The Importance of Mentoring to Students of Historically Black Colleges and Universities (HBCUs)
The importance of mentoring relationships becomes evident as we recognize the value of developing and maintaining relationships with experienced and successful people. The value of a good mentor is immeasurable.
A mentor can help to alleviate much of the frustration students often feel in their first few months in college. By sharing their insight and knowledge, students can be spared a great deal of stress which is often felt. A good mentor can advise and support students and help avoid an unnecessary delinquency due to feelings of incompetence and isolation. A successful mentor demonstrates and upholds the values and ethics of the field they represent.
Good mentors introduce their new students to older mentees for pair guidance. They will offer support and assistance until they feel comfortable in the college setting. As time goes on, mentoring often becomes a two way street and offers benefits to both parties.
I have identified ten advantages of mentoring to students of HBCUs. They are as follows:
- The structure established by mentors provides accountability
- Mentors provide important answers
- Mentees can learn to reflect more before acting
- Discover the “real” problem and get help to solve it
- They escape from “short-term thinking”
- They obtain a “responsible” alternate perspective
- They get into the “thinking” habit
- Students embrace new possibilities
- Mentees learn to be in balance
- Students get help to distinguish yourself in the marketplace
The Higher Education Act of 1965 defines an HBCU as “… any historically black college or university that was established prior to 1964, whose principal mission was, and is, the education of black Americans.”
Historically Black Colleges and Universities (HBCUs) have a long history of serving African American communities long before many colleges and universities would admit black students.
Even though today’s African American students can attend college anywhere their grades and talents can take them, many still turn to HBCUs for their education. For some students, it may be the chance to study with mentors who are of the same culture and who are successful in their fields. Many develop mentoring, fraternal and family ties to an HBCU that go back generations. Others attend an HBCU to get a college experience with an African American experience with guidance from successful graduates. In addition to rigorous academics, HBCUs have storied legacies that are intertwined with the history of civil rights in the United States, giving their students, regardless of race or background, a distinctive perspective on the African American experience.
Graduate students benefit from guidance by their mentors in many ways. Among these are academic guidance, career development, personal guidance, and overall aid in the socialization of the graduate student. Students also benefit from an enhanced access to a professional network offered by the mentor. Graduate students benefit from the exposure a mentor can provide. Through this exposure the student gains ability to develop meaningful relationships with future colleagues in their respective profession. Thirdly, graduate students benefit from receiving honest feedback from their mentors. These benefits help students survive graduate school, but they also promote the professional and career development of students as well.

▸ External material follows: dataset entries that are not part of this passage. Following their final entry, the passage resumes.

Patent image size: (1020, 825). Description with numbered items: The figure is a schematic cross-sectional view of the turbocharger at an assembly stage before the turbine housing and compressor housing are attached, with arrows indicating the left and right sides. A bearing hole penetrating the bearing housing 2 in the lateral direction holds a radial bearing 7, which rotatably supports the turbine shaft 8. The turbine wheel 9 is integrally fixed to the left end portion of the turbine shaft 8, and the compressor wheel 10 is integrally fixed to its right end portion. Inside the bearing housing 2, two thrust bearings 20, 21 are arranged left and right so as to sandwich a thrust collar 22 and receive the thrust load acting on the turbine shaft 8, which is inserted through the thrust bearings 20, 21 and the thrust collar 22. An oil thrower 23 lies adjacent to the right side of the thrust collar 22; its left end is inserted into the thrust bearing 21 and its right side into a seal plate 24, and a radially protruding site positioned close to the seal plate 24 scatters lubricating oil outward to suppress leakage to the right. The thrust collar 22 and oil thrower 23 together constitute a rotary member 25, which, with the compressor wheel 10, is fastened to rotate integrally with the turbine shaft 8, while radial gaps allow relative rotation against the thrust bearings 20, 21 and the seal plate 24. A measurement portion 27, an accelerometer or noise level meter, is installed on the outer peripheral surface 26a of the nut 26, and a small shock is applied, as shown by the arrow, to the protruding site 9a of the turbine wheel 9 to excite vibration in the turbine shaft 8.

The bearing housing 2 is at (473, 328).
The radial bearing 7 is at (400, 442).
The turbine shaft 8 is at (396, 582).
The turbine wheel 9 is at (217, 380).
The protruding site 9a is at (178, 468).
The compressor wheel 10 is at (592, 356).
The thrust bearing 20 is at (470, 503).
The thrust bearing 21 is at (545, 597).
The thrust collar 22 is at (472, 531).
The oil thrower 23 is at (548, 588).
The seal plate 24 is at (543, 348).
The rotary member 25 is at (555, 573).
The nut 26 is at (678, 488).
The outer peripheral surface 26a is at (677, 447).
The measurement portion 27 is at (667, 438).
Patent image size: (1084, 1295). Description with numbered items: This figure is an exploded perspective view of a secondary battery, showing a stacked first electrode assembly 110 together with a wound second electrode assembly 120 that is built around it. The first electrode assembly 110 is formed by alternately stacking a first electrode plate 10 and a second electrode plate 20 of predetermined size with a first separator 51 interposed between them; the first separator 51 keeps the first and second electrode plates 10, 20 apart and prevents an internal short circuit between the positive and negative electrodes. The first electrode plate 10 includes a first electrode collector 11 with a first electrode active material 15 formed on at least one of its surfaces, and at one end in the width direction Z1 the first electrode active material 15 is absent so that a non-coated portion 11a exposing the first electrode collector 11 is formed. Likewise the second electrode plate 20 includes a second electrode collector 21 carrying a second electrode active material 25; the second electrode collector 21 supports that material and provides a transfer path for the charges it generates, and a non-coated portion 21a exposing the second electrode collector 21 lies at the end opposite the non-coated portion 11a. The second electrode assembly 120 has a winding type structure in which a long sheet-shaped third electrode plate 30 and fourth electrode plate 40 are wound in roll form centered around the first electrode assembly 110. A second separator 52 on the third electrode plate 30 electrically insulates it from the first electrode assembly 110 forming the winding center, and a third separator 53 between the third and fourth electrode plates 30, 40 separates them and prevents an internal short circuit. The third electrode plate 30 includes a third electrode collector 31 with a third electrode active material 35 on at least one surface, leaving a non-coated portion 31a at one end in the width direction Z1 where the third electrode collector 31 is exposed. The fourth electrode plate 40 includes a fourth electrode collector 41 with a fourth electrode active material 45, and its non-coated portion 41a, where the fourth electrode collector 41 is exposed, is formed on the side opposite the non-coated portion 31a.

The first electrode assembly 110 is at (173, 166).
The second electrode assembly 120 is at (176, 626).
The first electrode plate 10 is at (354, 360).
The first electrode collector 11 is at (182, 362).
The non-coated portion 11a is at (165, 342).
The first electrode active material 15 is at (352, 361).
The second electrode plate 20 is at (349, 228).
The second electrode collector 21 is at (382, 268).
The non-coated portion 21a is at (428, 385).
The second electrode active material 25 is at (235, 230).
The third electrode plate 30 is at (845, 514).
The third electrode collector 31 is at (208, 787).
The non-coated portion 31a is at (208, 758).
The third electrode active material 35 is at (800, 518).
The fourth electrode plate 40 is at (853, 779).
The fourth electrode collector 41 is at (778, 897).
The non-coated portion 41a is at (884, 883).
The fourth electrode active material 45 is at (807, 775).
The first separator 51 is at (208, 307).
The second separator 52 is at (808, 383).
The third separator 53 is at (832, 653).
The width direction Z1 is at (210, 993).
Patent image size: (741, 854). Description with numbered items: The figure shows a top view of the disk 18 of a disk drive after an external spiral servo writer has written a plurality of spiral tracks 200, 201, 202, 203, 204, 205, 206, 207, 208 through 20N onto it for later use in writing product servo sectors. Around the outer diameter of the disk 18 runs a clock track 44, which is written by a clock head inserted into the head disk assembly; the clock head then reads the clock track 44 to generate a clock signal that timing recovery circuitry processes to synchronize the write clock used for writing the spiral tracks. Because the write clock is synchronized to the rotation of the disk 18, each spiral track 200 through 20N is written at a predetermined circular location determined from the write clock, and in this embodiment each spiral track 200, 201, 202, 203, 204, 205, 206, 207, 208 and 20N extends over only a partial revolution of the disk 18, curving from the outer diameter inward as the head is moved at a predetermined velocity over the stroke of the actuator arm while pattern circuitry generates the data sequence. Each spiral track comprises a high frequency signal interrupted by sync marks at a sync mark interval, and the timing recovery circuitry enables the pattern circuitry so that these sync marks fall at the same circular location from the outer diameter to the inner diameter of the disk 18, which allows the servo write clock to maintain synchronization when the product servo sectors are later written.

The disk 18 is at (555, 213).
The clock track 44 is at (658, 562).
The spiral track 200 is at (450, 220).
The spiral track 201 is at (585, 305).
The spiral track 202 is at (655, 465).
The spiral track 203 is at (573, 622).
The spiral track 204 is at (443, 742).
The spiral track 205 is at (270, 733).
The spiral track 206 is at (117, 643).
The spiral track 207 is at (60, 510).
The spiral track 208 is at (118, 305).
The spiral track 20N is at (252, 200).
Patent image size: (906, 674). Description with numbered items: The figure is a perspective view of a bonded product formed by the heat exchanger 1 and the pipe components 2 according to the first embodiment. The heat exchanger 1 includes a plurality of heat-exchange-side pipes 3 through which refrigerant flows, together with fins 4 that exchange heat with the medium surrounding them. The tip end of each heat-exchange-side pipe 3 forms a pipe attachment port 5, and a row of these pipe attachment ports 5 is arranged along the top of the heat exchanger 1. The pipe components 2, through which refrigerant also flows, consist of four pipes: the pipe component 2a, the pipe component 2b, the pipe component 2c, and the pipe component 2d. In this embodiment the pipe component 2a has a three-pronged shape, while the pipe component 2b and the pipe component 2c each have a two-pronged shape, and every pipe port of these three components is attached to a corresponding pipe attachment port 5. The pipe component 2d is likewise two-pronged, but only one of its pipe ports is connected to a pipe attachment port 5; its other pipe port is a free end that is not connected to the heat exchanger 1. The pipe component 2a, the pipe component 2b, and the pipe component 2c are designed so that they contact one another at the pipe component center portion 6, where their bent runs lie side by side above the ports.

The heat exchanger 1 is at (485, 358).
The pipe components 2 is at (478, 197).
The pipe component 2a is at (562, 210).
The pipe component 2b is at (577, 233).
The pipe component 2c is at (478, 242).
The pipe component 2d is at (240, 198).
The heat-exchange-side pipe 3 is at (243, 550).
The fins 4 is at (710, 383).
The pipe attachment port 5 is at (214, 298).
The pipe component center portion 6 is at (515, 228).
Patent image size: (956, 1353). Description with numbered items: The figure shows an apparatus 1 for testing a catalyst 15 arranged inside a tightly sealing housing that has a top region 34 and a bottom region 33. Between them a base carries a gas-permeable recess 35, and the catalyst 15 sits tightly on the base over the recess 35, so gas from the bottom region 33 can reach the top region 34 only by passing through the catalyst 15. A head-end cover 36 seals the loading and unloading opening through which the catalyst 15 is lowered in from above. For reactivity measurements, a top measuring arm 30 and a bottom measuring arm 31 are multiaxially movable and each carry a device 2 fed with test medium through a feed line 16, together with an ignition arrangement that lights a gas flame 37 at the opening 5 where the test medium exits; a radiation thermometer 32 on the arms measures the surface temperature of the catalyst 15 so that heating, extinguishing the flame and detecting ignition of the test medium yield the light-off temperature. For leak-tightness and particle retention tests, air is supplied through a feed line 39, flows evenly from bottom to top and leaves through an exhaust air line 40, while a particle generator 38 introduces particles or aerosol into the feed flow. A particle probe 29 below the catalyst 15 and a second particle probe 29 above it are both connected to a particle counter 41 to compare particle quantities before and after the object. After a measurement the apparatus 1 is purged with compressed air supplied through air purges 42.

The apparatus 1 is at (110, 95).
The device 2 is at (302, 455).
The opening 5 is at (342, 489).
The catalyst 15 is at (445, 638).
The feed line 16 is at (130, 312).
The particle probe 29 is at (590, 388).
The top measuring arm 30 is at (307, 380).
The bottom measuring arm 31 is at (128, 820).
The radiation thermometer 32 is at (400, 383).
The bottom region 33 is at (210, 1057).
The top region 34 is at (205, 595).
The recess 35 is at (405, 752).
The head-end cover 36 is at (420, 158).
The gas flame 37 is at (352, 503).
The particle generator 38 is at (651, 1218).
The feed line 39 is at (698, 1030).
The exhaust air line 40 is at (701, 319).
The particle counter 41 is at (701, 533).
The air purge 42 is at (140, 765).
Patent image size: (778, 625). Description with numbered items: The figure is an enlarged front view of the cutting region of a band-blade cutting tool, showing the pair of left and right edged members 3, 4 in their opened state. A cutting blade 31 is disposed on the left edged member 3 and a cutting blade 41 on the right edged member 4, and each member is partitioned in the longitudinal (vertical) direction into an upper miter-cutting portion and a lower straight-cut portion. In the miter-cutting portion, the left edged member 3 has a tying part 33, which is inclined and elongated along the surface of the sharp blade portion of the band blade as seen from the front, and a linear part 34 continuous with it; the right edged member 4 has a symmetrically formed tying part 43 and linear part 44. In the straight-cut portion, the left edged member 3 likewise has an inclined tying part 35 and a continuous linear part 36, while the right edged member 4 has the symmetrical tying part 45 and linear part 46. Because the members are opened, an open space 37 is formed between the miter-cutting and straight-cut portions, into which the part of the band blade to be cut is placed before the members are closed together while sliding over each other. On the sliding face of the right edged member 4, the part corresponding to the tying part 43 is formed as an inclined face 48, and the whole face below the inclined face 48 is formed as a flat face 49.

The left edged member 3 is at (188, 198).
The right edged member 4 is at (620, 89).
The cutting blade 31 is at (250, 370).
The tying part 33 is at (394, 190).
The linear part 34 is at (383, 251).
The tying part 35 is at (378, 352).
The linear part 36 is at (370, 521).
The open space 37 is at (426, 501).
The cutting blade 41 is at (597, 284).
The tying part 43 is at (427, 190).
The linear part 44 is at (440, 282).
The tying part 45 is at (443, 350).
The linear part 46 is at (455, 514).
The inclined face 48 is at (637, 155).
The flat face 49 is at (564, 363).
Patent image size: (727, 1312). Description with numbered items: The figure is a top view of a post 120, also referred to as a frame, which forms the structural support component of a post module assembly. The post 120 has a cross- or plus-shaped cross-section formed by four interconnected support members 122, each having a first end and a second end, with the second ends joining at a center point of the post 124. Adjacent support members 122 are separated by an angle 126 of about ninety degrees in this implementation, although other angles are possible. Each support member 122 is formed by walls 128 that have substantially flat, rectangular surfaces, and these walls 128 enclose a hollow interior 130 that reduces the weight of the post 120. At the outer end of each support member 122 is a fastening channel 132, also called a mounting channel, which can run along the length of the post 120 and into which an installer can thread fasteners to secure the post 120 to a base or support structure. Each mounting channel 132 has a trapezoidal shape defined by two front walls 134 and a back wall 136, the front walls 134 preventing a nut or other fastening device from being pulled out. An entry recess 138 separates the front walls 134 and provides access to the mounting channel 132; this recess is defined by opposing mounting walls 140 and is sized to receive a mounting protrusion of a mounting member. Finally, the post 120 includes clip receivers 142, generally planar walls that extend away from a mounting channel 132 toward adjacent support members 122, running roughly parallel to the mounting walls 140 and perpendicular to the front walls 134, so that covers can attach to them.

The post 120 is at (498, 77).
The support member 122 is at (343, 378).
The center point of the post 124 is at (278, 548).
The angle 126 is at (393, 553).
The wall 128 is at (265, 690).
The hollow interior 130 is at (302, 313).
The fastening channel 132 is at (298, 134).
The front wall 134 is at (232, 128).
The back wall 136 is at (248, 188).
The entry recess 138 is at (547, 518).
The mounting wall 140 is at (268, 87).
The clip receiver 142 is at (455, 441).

Given, minority graduate students historical exclusion from institutions of higher education, the persistent group stereotypes that relate to their academic abilities and competencies, as well their unique cultural perspectives demand that more attention needs to be paid to the qualities needed to effectively mentor this group. For example, good mentors are knowledgeable and sensitive to the issues their students face. To mentor minority graduate students, mentor knowledge could be expanded to include the day-to-day experiences of being a racial minority on their campus as well as mentors’ multicultural competence. Similarly, minority students’ mentors are be more effective when we have experience within diverse contexts and diverse relationships. Feedback, is another example, of an important benefit of mentoring, yet it may be one outcome that many mentors are hesitant to provide.
Many African American students have found alternative sources of support for finishing their degrees by establishing mentoring relationships with mentors outside of their institutions. Mentors from outside like ourselves helped black students form committees, locate relevant literature, develop their writing skills, and identify opportunities for presenting their work and for funding. In short, these ‘‘outsiders’’ performed all of the tasks that one would expect a graduate faculty member within the students’ home department to perform.
In understanding the importance of mentoring, one must know what it means to be a good mentor. Yet for many minority graduate students, the concerns may simply be more around related to access to mentoring rather than the quality of mentoring.
It is my hope to expose the advantages and barriers to functional mentoring and the need to increase mentoring for minority students.